Scope and Responsibility of Audit Committee

corporate governance

1. To review the Bank’s financial statements to ensure accuracy and adequacy.

2 To review and ensure that the Bank has suitable and efficient internal control system and internal audit, and reviewing to ascertain that internal audit function is independent. Hiring, transferring, removal of Head of Audit shall be concurred by Audit Committee before submission to Nomination Remuneration and Corporate Governance Committee (NRCC) for endorsement and Board of Directors for approval respectively.

3. To evaluate the efficiency and effectiveness of the performance of Head of Audit.

4. To review and approve the Annual Audit Plan of Internal Audit.

5. To review to ensure compliance with the laws and regulations imposed by the BoT, SEC, SET and other relevant regulators including compliance report prepared by the Bank’s Compliance unit.

6. To select, nominate and recommend remuneration of the Bank’s external auditor by taking into account credibility, adequacy of resources, experience and independence including recommend dismissal of the external auditor. The Audit Committee shall meet with the external auditor without the members of executive management being present as often as it determines but at least once a year.

7. To approve audit-related and other services engagements with the Bank’s external auditor.

8. To review connected transaction or transaction that may lead to conflict of interest to ensure transactions are conducted and disclosed in compliance with the law and regulation and that transactions are entered with reasonableness for the benefit to the Bank.

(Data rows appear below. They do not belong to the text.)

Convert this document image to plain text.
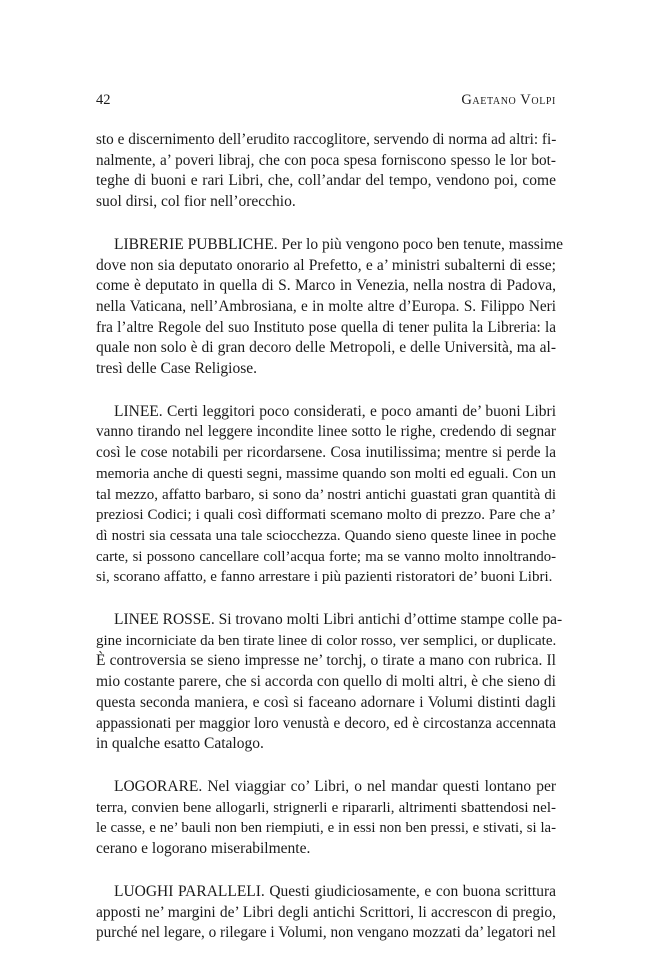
42	Gaetano Volpi

sto e discernimento dell’erudito raccoglitore, servendo di norma ad altri: fi-
nalmente, a’ poveri libraj, che con poca spesa forniscono spesso le lor bot-
teghe di buoni e rari Libri, che, coll’andar del tempo, vendono poi, come
suol dirsi, col fior nell’orecchio.

LIBRERIE PUBBLICHE. Per lo più vengono poco ben tenute, massime
dove non sia deputato onorario al Prefetto, e a’ ministri subalterni di esse;
come è deputato in quella di S. Marco in Venezia, nella nostra di Padova,
nella Vaticana, nell’Ambrosiana, e in molte altre d’Europa. S. Filippo Neri
fra l’altre Regole del suo Instituto pose quella di tener pulita la Libreria: la
quale non solo è di gran decoro delle Metropoli, e delle Università, ma al-
tresì delle Case Religiose.

LINEE. Certi leggitori poco considerati, e poco amanti de’ buoni Libri
vanno tirando nel leggere incondite linee sotto le righe, credendo di segnar
così le cose notabili per ricordarsene. Cosa inutilissima; mentre si perde la
memoria anche di questi segni, massime quando son molti ed eguali. Con un
tal mezzo, affatto barbaro, si sono da’ nostri antichi guastati gran quantità di
preziosi Codici; i quali così difformati scemano molto di prezzo. Pare che a’
dì nostri sia cessata una tale sciocchezza. Quando sieno queste linee in poche
carte, si possono cancellare coll’acqua forte; ma se vanno molto innoltrando-
si, scorano affatto, e fanno arrestare i più pazienti ristoratori de’ buoni Libri.

LINEE ROSSE. Si trovano molti Libri antichi d’ottime stampe colle pa-
gine incorniciate da ben tirate linee di color rosso, ver semplici, or duplicate.
È controversia se sieno impresse ne’ torchj, o tirate a mano con rubrica. Il
mio costante parere, che si accorda con quello di molti altri, è che sieno di
questa seconda maniera, e così si faceano adornare i Volumi distinti dagli
appassionati per maggior loro venustà e decoro, ed è circostanza accennata
in qualche esatto Catalogo.

LOGORARE. Nel viaggiar co’ Libri, o nel mandar questi lontano per
terra, convien bene allogarli, strignerli e ripararli, altrimenti sbattendosi nel-
le casse, e ne’ bauli non ben riempiuti, e in essi non ben pressi, e stivati, si la-
cerano e logorano miserabilmente.

LUOGHI PARALLELI. Questi giudiciosamente, e con buona scrittura
apposti ne’ margini de’ Libri degli antichi Scrittori, li accrescon di pregio,
purché nel legare, o rilegare i Volumi, non vengano mozzati da’ legatori nel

9. To prepare audit committee report, signed by the chairman of the Audit Committee, and disclose it in an annual report of the Bank. The report should at least contain the following information;
     (1) The Audit Committee’s opinion regarding the accuracy, completeness and integrity of the Bank’s financial statements.
     (2) The Audit Committee’s opinion regarding adequacy of the Bank’s internal controls.
     (3) The Audit Committee’s opinion regarding compliance with applicable laws and regulations.
     (4) The Audit Committee’s opinion regarding suitability of the Bank’s external auditor.
     (5) The Audit Committee’s opinion regarding transaction that may lead to conflict of interest.
     (6) The number of the meeting held during the year and number of each member’s attendance.
     (7) Overall opinion on the discharge of Audit Committee’s duties according to its charter.
     (8) Other information, within the scope of the roles and responsibilities of Audit Committee, which is deemed to be necessary for shareholders and general investors.

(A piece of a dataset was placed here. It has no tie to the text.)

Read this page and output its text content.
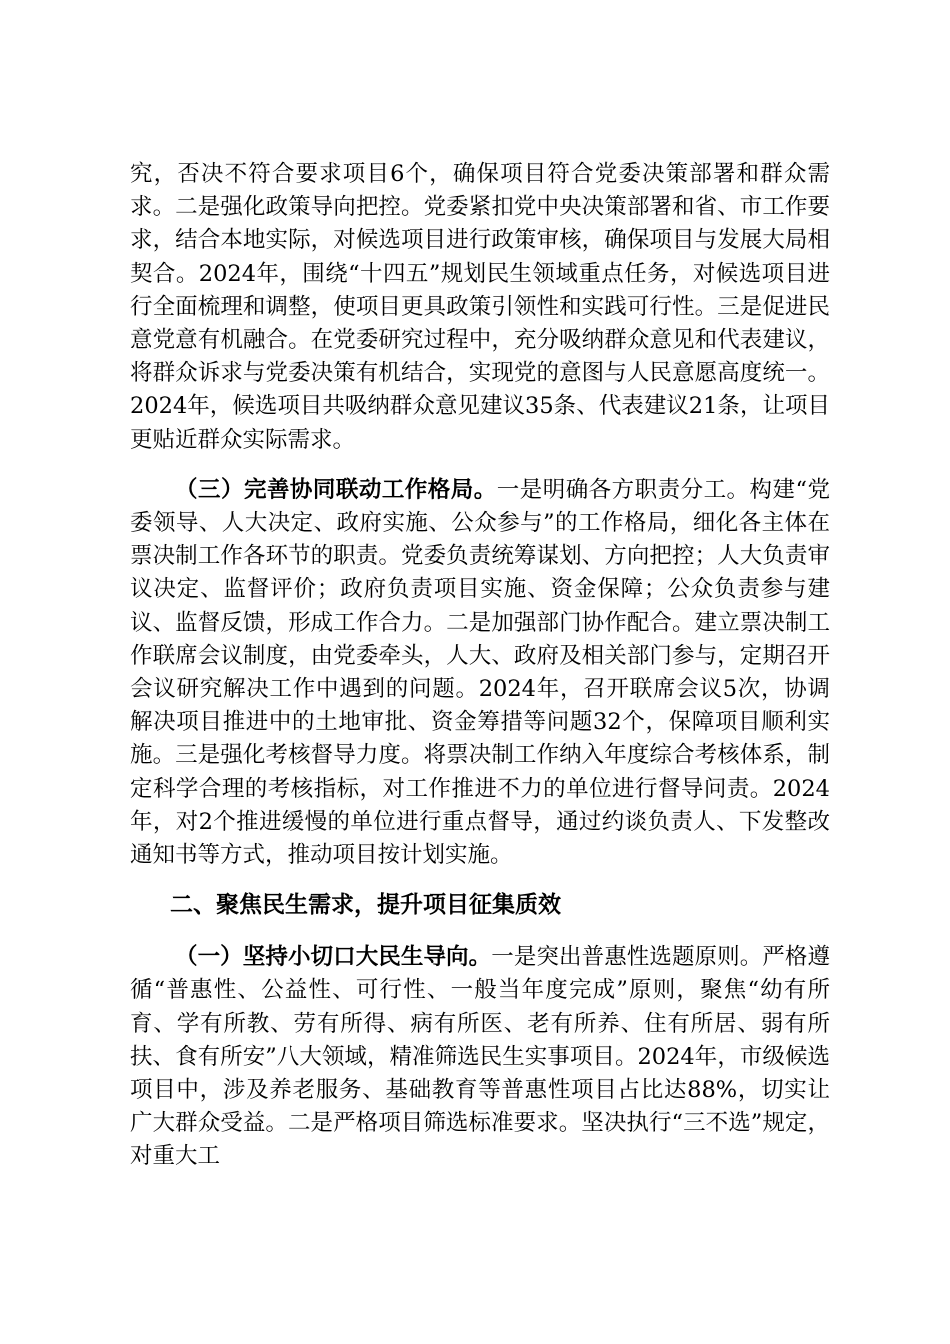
究，否决不符合要求项目6个，确保项目符合党委决策部署和群众需求。二是强化政策导向把控。党委紧扣党中央决策部署和省、市工作要求，结合本地实际，对候选项目进行政策审核，确保项目与发展大局相契合。2024年，围绕“十四五”规划民生领域重点任务，对候选项目进行全面梳理和调整，使项目更具政策引领性和实践可行性。三是促进民意党意有机融合。在党委研究过程中，充分吸纳群众意见和代表建议，将群众诉求与党委决策有机结合，实现党的意图与人民意愿高度统一。2024年，候选项目共吸纳群众意见建议35条、代表建议21条，让项目更贴近群众实际需求。

（三）完善协同联动工作格局。一是明确各方职责分工。构建“党委领导、人大决定、政府实施、公众参与”的工作格局，细化各主体在票决制工作各环节的职责。党委负责统筹谋划、方向把控；人大负责审议决定、监督评价；政府负责项目实施、资金保障；公众负责参与建议、监督反馈，形成工作合力。二是加强部门协作配合。建立票决制工作联席会议制度，由党委牵头，人大、政府及相关部门参与，定期召开会议研究解决工作中遇到的问题。2024年，召开联席会议5次，协调解决项目推进中的土地审批、资金筹措等问题32个，保障项目顺利实施。三是强化考核督导力度。将票决制工作纳入年度综合考核体系，制定科学合理的考核指标，对工作推进不力的单位进行督导问责。2024年，对2个推进缓慢的单位进行重点督导，通过约谈负责人、下发整改通知书等方式，推动项目按计划实施。

二、聚焦民生需求，提升项目征集质效

（一）坚持小切口大民生导向。一是突出普惠性选题原则。严格遵循“普惠性、公益性、可行性、一般当年度完成”原则，聚焦“幼有所育、学有所教、劳有所得、病有所医、老有所养、住有所居、弱有所扶、食有所安”八大领域，精准筛选民生实事项目。2024年，市级候选项目中，涉及养老服务、基础教育等普惠性项目占比达88%，切实让广大群众受益。二是严格项目筛选标准要求。坚决执行“三不选”规定，对重大工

10. To commence investigation without delay upon being informed by external auditor of suspicious circumstance and report to SEC and external auditor the preliminary result within 30 days. The committee also is to report to the Board of Directors so that the Board can rectify the issues within the timeline specified by Audit Committee on the following findings or suspected transactions or actions:
     (1) Conflict of interest;
     (2) Fraud, possible fraud, or significant deficiency of internal control;
     (3) Breaching of the applicable laws and regulations.
In case where the Board of Directors or executive management fail to rectify the issues within the specified timeline, Audit Committee shall report to BOT, SEC and SET, and ensure disclosure in the Bank’s annual report.

11. To perform appropriate action upon being informed of suspicious circumstance by internal staff and/or external parties including whistleblowers.

12. To review the appropriateness of corrective measures and actions taken by management in response to the reports or instructions from BOT, SEC and SET and any other relevant regulators.

13. To review the accuracy and reliability of the financial statements of the Bank's subsidiaries, and to review compliance with the policies, processes and standards set by the Bank for its subsidiaries, including those related to internal controls and audit.

14. To perform any other duties as delegated by the Board of Directors and agreed by the Audit Committee

15. To perform other duties as required by law.